Level Up to IPv6 with Ubuntu 10.10 on Comcast (Linux.com)

Posted Oct 23, 2010 14:51 UTC (Sat) by lutchann (subscriber, #8872)
In reply to: Level Up to IPv6 with Ubuntu 10.10 on Comcast (Linux.com) by dlang
Parent article: Level Up to IPv6 with Ubuntu 10.10 on Comcast (Linux.com)

> is there something similar to NAT64 that could be run on the home routers that would let people run IPv4 internally, NAT to IPv6 on the router, and then NAT64 back to IPv4 later?

That's called NAT464 and it's been discussed off and on as a possible transition tool, but I haven't seen a lot of support for it as DS-Lite is generally agreed to be the most robust approach. You'll probably see NAT464 in mobile phone networks to avoid the tunnelling overhead of DS-Lite.

> I cringe at even typing this, but it may be better than having to tunnel everything to specific endpoints. If enough ISPs were to go this route, they could start peering to each other with IPv6 and the traffic would just get converted to IPv4 as it goes to the servers.

Not sure I follow...if an IPv6-enabled host on one network wants to communicate with an IPv6-enabled host on another network, there will be no translators in the path. It will all be native IPv6. DS-Lite only tunnels and translates traffic headed for an IPv4-only destination.

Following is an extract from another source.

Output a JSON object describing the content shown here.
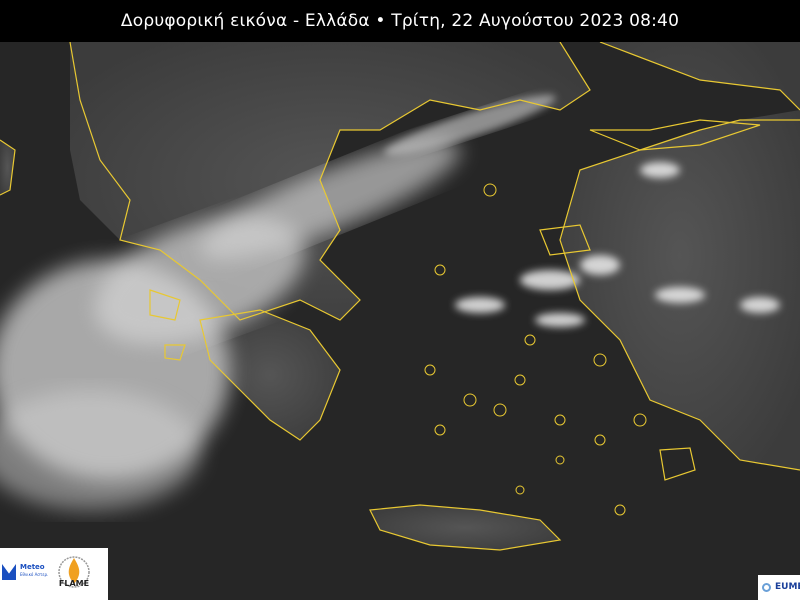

> I don't think that the DS-Lite approach will have the results you are expecting, because customers will still be running NAT on their devices.

Regardless of the transition mechanism used, we have to expect that some people will just connect their old IPv4 NAT box to their shiny new v4/v6 box running DS-Lite or NAT464 or whatever. With DS-Lite, you'd then have double-NAT, and with NAT464, you'd then have triple NAT. It should generally work, it's just silly and adds one more point of failure.